Everyone in what I read seems focused on how to maintain the current system of private insurers and private medical practitoners while somehow incorporating another 47 million people into the ranks of the insured.

However, as students at the Harvard Business School pointed out in their blog, where are the doctors going to come from to handle these millions? They describe how, even in their home state of Massachusetts, getting everybody insured is not the same thing as getting everyone in front of a doctor. The American Medical Association (AMA), they note, paints the current physician shortage in the U.S. at between 35,000 and 40,000 practitioners.

That’s number one.

Number two is even more interesting, and it concerns the medical delivery system itself. I’d never really thought about this aspect before, until I read an article in the Anchorage Daily News. In that article, Dr. Doug Eby, a senior administrator with the Southcentral Foundation, which runs a medical center in Anchorage for native Americans, compares the current system to car repair: Come in, be diagnosed, get your fix (pill or procedure), and get out of my face until you break down again.

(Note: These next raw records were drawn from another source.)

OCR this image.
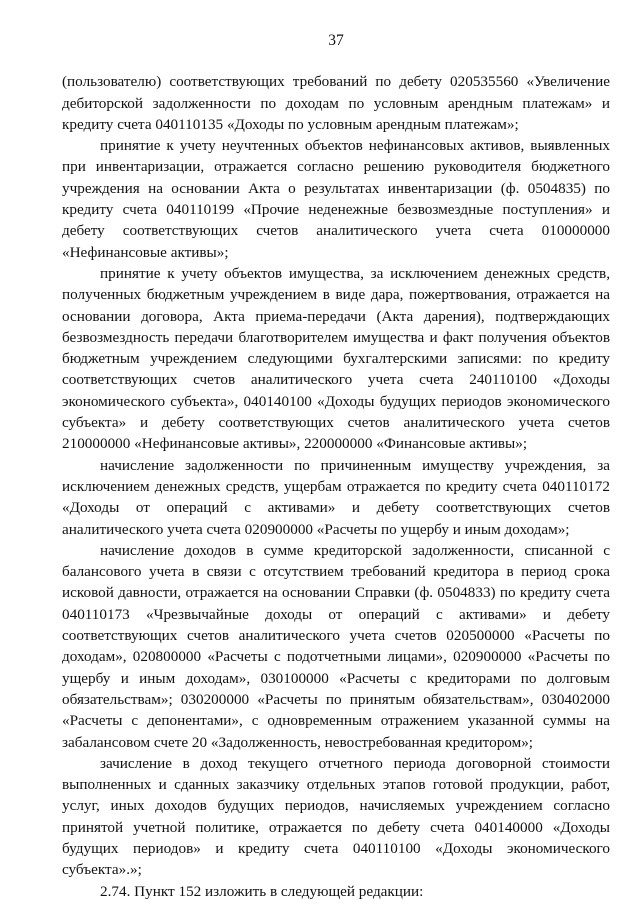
37

(пользователю) соответствующих требований по дебету 020535560 «Увеличение дебиторской задолженности по доходам по условным арендным платежам» и кредиту счета 040110135 «Доходы по условным арендным платежам»;

принятие к учету неучтенных объектов нефинансовых активов, выявленных при инвентаризации, отражается согласно решению руководителя бюджетного учреждения на основании Акта о результатах инвентаризации (ф. 0504835) по кредиту счета 040110199 «Прочие неденежные безвозмездные поступления» и дебету соответствующих счетов аналитического учета счета 010000000 «Нефинансовые активы»;

принятие к учету объектов имущества, за исключением денежных средств, полученных бюджетным учреждением в виде дара, пожертвования, отражается на основании договора, Акта приема-передачи (Акта дарения), подтверждающих безвозмездность передачи благотворителем имущества и факт получения объектов бюджетным учреждением следующими бухгалтерскими записями: по кредиту соответствующих счетов аналитического учета счета 240110100 «Доходы экономического субъекта», 040140100 «Доходы будущих периодов экономического субъекта» и дебету соответствующих счетов аналитического учета счетов 210000000 «Нефинансовые активы», 220000000 «Финансовые активы»;

начисление задолженности по причиненным имуществу учреждения, за исключением денежных средств, ущербам отражается по кредиту счета 040110172 «Доходы от операций с активами» и дебету соответствующих счетов аналитического учета счета 020900000 «Расчеты по ущербу и иным доходам»;

начисление доходов в сумме кредиторской задолженности, списанной с балансового учета в связи с отсутствием требований кредитора в период срока исковой давности, отражается на основании Справки (ф. 0504833) по кредиту счета 040110173 «Чрезвычайные доходы от операций с активами» и дебету соответствующих счетов аналитического учета счетов 020500000 «Расчеты по доходам», 020800000 «Расчеты с подотчетными лицами», 020900000 «Расчеты по ущербу и иным доходам», 030100000 «Расчеты с кредиторами по долговым обязательствам»; 030200000 «Расчеты по принятым обязательствам», 030402000 «Расчеты с депонентами», с одновременным отражением указанной суммы на забалансовом счете 20 «Задолженность, невостребованная кредитором»;

зачисление в доход текущего отчетного периода договорной стоимости выполненных и сданных заказчику отдельных этапов готовой продукции, работ, услуг, иных доходов будущих периодов, начисляемых учреждением согласно принятой учетной политике, отражается по дебету счета 040140000 «Доходы будущих периодов» и кредиту счета 040110100 «Доходы экономического субъекта».»;

2.74. Пункт 152 изложить в следующей редакции:
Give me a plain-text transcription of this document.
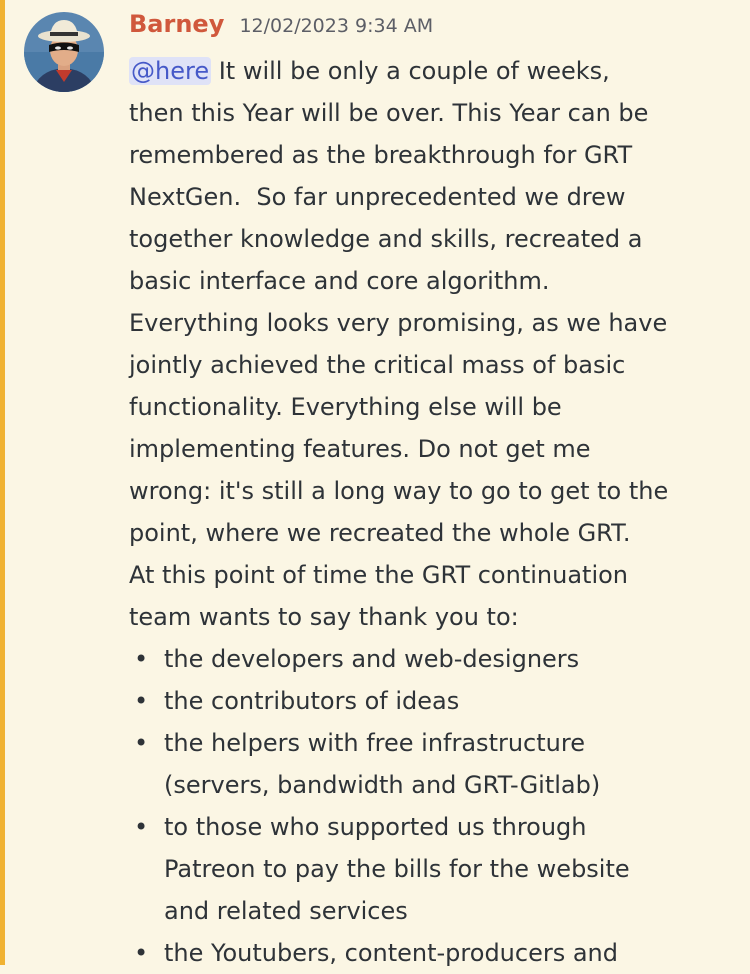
Barney 12/02/2023 9:34 AM

@here It will be only a couple of weeks,
then this Year will be over. This Year can be
remembered as the breakthrough for GRT
NextGen.  So far unprecedented we drew
together knowledge and skills, recreated a
basic interface and core algorithm.
Everything looks very promising, as we have
jointly achieved the critical mass of basic
functionality. Everything else will be
implementing features. Do not get me
wrong: it's still a long way to go to get to the
point, where we recreated the whole GRT.
At this point of time the GRT continuation
team wants to say thank you to:

• the developers and web-designers
• the contributors of ideas
• the helpers with free infrastructure
(servers, bandwidth and GRT-Gitlab)
• to those who supported us through
Patreon to pay the bills for the website
and related services
• the Youtubers, content-producers and
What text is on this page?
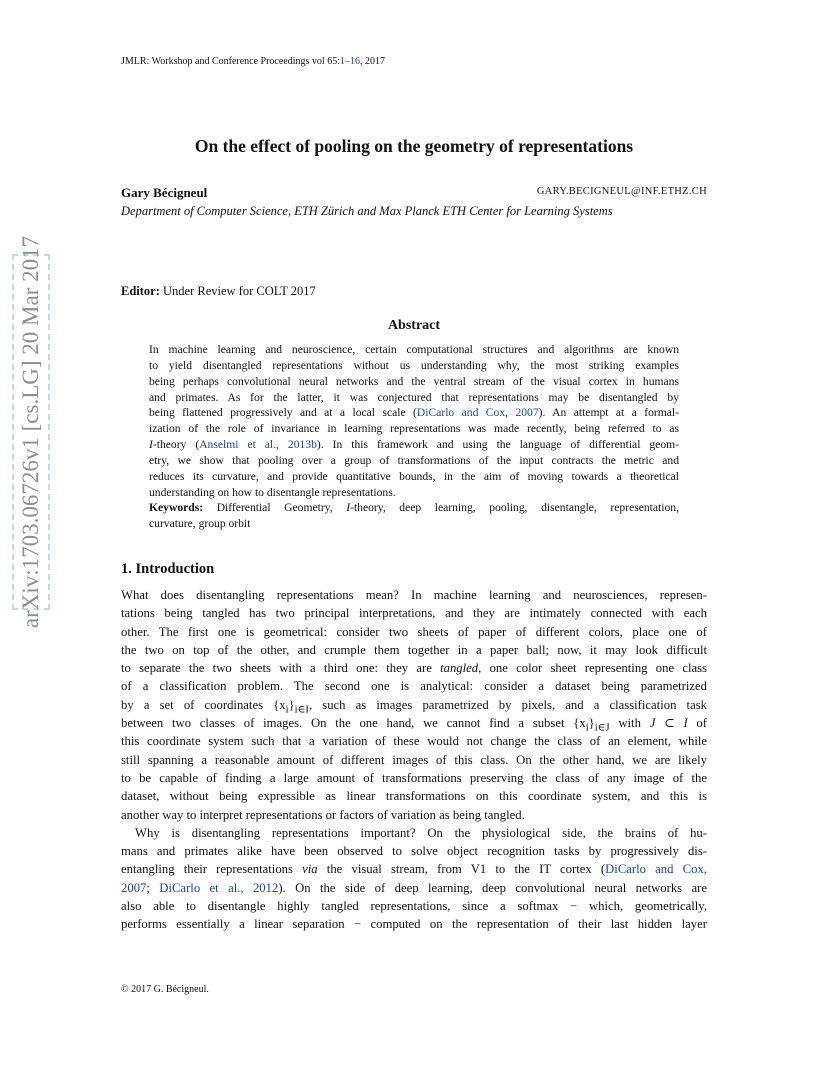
arXiv:1703.06726v1 [cs.LG] 20 Mar 2017
JMLR: Workshop and Conference Proceedings vol 65:1–16, 2017
On the effect of pooling on the geometry of representations
Gary Bécigneul	GARY.BECIGNEUL@INF.ETHZ.CH
Department of Computer Science, ETH Zürich and Max Planck ETH Center for Learning Systems
Editor: Under Review for COLT 2017
Abstract
In machine learning and neuroscience, certain computational structures and algorithms are known
to yield disentangled representations without us understanding why, the most striking examples
being perhaps convolutional neural networks and the ventral stream of the visual cortex in humans
and primates. As for the latter, it was conjectured that representations may be disentangled by
being flattened progressively and at a local scale (DiCarlo and Cox, 2007). An attempt at a formal-
ization of the role of invariance in learning representations was made recently, being referred to as
I-theory (Anselmi et al., 2013b). In this framework and using the language of differential geom-
etry, we show that pooling over a group of transformations of the input contracts the metric and
reduces its curvature, and provide quantitative bounds, in the aim of moving towards a theoretical
understanding on how to disentangle representations.
Keywords: Differential Geometry, I-theory, deep learning, pooling, disentangle, representation,
curvature, group orbit
1. Introduction
What does disentangling representations mean? In machine learning and neurosciences, represen-
tations being tangled has two principal interpretations, and they are intimately connected with each
other. The first one is geometrical: consider two sheets of paper of different colors, place one of
the two on top of the other, and crumple them together in a paper ball; now, it may look difficult
to separate the two sheets with a third one: they are tangled, one color sheet representing one class
of a classification problem. The second one is analytical: consider a dataset being parametrized
by a set of coordinates $\{x_i\}_{i\in I}$, such as images parametrized by pixels, and a classification task
between two classes of images. On the one hand, we cannot find a subset $\{x_i\}_{i\in J}$ with J ⊂ I of
this coordinate system such that a variation of these would not change the class of an element, while
still spanning a reasonable amount of different images of this class. On the other hand, we are likely
to be capable of finding a large amount of transformations preserving the class of any image of the
dataset, without being expressible as linear transformations on this coordinate system, and this is
another way to interpret representations or factors of variation as being tangled.
Why is disentangling representations important? On the physiological side, the brains of hu-
mans and primates alike have been observed to solve object recognition tasks by progressively dis-
entangling their representations via the visual stream, from V1 to the IT cortex (DiCarlo and Cox,
2007; DiCarlo et al., 2012). On the side of deep learning, deep convolutional neural networks are
also able to disentangle highly tangled representations, since a softmax − which, geometrically,
performs essentially a linear separation − computed on the representation of their last hidden layer
© 2017 G. Bécigneul.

In reforms carried out by Southcentral at its Alaska Native Medical Center, Eby and others have changed the whole focus, so that patients are now considered “customer-owners,” and they don’t necessarily see a physician for every complaint or symptom. They see whomever is most helpful and attuned to their situation. For instance, people with diabetes (after the diagnosis by a doctor) will work with a nutritionist and perhaps a behavioral counselor or other people who can set up a diet-and-exercise program and then monitor it to ensure its success.

Also, everything is contained within the one facility, so that customer-cowners can walk from the nurse’s or doctor’s station over to the x-ray room or blood lab. Everything gets done at once.

The results have been fairly stunning. In the ten years since the Alaska Native Medical Center has adopted this new delivery system, emergency room and urgent care visits are down by 40 percent, specialist visits by 50 percent, and hospital days by 30 percent.

Efficiency and a more holistic approach seem to be paying dividends (although no one mentioned any proof that people are healthier or that the mortality rate is down).

I think Dr. Eby and his colleagues are onto something big here since a lot of what ails us we bring upon ourselves by unhealthy life choices (smoking, eating too much and too much of the wrong things, not exercising, and the list goes on).

Maybe number two–changing our approach–will mitigate number one, a shortage of doctors.

Somehow, however, I can’t see the politicians in Wsahington, D.C., being anywhere near smart enough or caring enough to consider something like this. They’ll do whatever gets them the most votes, and then drop the whole system on a bunch of bureaucrats to run.

Business as usual in the nation’s capital and in medical centers everywhere. The lines and the waits will just be longer, much longer.